Recovery from exercise or injury is another commonly cited benefit. Growth hormone accelerates tissue repair, which is why it plays such a central role during sleep. People using CJC-1295 often notice reduced soreness and faster bounce-back between training sessions. Skin quality improvements, including better hydration and elasticity, tend to emerge over longer timeframes as collagen turnover increases.
It’s worth noting that these effects develop gradually. Unlike synthetic growth hormone injections that deliver a pharmacological dose all at once, CJC-1295 works by amplifying your own production. The timeline for noticeable changes is typically weeks to months rather than days.
Side Effects and Risks
The most common side effects are injection site reactions: temporary pain, swelling, and hardness at the injection spot, sometimes with localized hives.
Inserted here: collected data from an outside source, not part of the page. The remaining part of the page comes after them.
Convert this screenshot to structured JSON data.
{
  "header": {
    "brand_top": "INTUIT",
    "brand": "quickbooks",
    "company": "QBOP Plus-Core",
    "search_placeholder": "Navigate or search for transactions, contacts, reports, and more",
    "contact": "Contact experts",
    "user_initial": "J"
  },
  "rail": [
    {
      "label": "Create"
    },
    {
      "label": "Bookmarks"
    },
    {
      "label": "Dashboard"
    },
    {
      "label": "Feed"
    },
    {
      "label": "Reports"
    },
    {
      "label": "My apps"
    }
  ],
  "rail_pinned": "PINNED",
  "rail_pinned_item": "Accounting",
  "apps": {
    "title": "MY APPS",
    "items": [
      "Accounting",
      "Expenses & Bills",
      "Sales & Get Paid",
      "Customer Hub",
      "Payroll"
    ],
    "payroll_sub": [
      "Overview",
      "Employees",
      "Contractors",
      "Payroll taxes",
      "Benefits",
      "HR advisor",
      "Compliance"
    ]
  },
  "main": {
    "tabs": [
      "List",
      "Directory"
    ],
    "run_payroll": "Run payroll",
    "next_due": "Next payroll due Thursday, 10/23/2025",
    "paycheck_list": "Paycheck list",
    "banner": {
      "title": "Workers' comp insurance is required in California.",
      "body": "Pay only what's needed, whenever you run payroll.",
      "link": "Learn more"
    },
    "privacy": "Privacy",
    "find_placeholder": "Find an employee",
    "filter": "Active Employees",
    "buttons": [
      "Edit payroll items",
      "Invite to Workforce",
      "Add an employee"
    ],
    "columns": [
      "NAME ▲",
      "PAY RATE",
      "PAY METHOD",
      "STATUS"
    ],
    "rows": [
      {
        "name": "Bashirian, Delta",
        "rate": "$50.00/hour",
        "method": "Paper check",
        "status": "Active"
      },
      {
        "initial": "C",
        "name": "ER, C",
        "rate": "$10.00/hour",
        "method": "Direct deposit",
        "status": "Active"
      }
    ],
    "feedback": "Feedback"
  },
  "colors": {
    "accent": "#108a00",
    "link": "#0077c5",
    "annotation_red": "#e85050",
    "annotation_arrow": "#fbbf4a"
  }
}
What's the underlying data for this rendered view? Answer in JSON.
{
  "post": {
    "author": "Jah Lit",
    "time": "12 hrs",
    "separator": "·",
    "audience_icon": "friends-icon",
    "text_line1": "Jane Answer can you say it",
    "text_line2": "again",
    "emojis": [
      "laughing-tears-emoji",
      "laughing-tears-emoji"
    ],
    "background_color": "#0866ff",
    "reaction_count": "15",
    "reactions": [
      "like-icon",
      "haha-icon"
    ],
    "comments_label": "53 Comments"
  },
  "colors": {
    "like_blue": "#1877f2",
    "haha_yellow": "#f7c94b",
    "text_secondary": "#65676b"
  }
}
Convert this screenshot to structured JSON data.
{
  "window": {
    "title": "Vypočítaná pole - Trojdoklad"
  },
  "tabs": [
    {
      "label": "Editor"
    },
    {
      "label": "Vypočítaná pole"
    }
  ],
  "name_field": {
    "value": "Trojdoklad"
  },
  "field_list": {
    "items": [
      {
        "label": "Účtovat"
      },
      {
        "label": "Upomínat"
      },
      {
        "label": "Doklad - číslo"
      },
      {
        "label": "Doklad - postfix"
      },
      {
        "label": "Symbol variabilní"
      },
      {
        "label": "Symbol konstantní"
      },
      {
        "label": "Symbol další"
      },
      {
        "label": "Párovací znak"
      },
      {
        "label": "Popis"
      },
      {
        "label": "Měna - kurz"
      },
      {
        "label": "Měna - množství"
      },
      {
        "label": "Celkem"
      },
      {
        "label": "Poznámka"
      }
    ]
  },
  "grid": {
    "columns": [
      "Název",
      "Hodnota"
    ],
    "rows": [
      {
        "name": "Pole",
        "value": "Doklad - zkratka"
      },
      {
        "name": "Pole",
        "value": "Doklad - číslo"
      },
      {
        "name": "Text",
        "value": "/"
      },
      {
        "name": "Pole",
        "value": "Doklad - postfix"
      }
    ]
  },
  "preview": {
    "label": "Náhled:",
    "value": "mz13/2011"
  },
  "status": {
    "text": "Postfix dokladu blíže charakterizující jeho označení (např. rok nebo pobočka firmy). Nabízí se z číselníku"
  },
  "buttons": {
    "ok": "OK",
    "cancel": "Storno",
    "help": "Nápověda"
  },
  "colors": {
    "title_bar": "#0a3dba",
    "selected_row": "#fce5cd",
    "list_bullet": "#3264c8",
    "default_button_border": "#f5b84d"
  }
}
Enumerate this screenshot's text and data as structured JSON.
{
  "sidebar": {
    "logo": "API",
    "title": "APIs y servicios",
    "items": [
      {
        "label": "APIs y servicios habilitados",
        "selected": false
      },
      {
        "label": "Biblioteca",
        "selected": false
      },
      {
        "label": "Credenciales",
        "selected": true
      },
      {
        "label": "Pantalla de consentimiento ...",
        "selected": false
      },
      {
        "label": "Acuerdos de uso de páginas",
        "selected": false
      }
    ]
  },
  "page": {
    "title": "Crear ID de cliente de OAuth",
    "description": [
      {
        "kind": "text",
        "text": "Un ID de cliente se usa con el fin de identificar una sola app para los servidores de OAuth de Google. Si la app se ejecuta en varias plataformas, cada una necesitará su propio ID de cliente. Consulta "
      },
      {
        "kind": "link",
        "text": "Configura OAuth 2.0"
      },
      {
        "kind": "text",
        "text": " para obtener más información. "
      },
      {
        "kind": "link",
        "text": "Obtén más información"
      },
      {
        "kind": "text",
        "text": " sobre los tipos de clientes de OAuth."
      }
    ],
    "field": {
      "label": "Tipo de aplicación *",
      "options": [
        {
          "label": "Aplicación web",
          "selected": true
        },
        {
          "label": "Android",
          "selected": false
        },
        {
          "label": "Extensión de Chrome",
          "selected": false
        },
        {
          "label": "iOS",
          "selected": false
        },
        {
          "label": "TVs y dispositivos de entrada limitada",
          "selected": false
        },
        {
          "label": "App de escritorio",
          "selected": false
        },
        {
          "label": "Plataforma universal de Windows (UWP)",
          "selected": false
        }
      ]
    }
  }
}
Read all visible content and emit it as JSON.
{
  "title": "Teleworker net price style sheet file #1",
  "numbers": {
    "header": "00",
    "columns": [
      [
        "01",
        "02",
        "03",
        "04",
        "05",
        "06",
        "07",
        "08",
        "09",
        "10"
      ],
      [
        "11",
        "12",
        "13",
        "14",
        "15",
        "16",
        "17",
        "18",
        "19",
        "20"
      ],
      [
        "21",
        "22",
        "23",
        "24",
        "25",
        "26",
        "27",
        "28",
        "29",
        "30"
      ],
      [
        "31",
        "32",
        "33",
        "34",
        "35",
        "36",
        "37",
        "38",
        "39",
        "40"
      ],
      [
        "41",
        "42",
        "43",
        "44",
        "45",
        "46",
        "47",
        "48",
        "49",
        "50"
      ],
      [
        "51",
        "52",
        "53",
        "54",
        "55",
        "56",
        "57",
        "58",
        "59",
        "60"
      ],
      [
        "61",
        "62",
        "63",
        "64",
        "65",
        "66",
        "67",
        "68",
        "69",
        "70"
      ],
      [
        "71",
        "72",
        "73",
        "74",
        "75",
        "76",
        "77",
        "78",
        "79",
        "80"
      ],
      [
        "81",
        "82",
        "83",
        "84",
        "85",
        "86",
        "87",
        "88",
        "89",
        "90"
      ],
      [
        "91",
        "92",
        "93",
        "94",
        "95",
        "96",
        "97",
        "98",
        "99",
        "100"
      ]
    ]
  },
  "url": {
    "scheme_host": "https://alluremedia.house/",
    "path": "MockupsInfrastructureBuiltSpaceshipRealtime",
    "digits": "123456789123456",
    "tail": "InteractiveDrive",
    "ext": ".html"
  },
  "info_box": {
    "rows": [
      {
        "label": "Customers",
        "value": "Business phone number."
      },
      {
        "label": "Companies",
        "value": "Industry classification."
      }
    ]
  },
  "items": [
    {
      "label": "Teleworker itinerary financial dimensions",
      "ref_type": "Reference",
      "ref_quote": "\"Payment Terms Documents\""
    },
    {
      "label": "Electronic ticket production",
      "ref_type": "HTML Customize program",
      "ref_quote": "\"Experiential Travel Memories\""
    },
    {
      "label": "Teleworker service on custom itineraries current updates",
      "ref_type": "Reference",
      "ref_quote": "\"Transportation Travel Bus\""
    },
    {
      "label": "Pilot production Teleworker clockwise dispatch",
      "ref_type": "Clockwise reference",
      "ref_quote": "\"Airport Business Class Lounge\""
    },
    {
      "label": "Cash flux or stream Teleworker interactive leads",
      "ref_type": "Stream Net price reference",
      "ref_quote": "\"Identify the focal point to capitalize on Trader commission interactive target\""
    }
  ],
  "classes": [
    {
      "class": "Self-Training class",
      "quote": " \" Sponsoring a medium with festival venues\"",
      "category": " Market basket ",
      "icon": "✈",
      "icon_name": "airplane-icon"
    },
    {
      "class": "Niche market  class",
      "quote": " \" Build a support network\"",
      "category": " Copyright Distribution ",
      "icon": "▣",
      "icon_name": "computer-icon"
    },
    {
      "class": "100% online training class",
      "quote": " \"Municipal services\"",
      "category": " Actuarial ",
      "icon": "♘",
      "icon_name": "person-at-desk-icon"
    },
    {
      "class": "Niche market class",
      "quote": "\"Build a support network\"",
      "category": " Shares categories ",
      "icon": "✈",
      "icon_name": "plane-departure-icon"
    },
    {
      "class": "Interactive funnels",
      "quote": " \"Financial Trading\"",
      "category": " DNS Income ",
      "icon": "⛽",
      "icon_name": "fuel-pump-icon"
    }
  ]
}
Beyond the injection site, reported side effects include flu-like symptoms, headaches, irritability, anxiety, nausea, and hives elsewhere on the body. The FDA has also flagged more serious adverse events, including increased heart rate and systemic vasodilatory reactions (a sudden drop in blood pressure caused by blood vessels widening).
Flushing and a head rush shortly after injection are frequently mentioned in user communities, particularly with the no-DAC version. These effects are typically brief, lasting a few minutes, but can be uncomfortable. Timing injections at bedtime helps, since you’re lying down and heading to sleep anyway.
The broader concern with any peptide that raises growth hormone chronically is its potential effect on insulin sensitivity. Growth hormone and insulin have an antagonistic relationship. Sustained elevations in growth hormone can reduce how effectively your cells respond to insulin, which is relevant for anyone with prediabetes or metabolic concerns.
Current Regulatory Status
CJC-1295 is not approved by the FDA for any medical use. It has been available through compounding pharmacies, which custom-prepare medications not commercially manufactured. However, the FDA has raised concerns about compounded CJC-1295 products, citing risks of immunogenicity (the body mounting an immune response against the peptide), challenges with ensuring purity, and limited clinical data supporting its safety profile.
CJC-1295 appeared on an FDA list of bulk drug substances that may present significant safety risks for compounding. The substance was ultimately listed in the “nominated but withdrawn” category, meaning it was put forward for evaluation but pulled from the formal review process. The regulatory landscape for compounded peptides has been shifting rapidly, and availability through compounding pharmacies varies by state and may change with new FDA guidance.
Timing and Dosing Protocols
For the no-DAC version (with or without Ipamorelin), the typical protocol involves subcutaneous injections at bedtime, five nights per week. Dosing on an empty stomach is considered important, ideally at least two to three hours after your last meal. Food, especially carbohydrates, triggers insulin release, which blunts the growth hormone response. A fasted state removes that brake and allows for a larger growth hormone pulse.
The DAC version simplifies the schedule to a single injection of around 600 micrograms once per week, though the same fasted-state guidance applies. Some protocols cycle the peptide, using it for several weeks followed by a break, while others run it continuously. There’s no consensus from clinical trials on optimal cycling because the available human data comes from short-term studies rather than long-term use trials.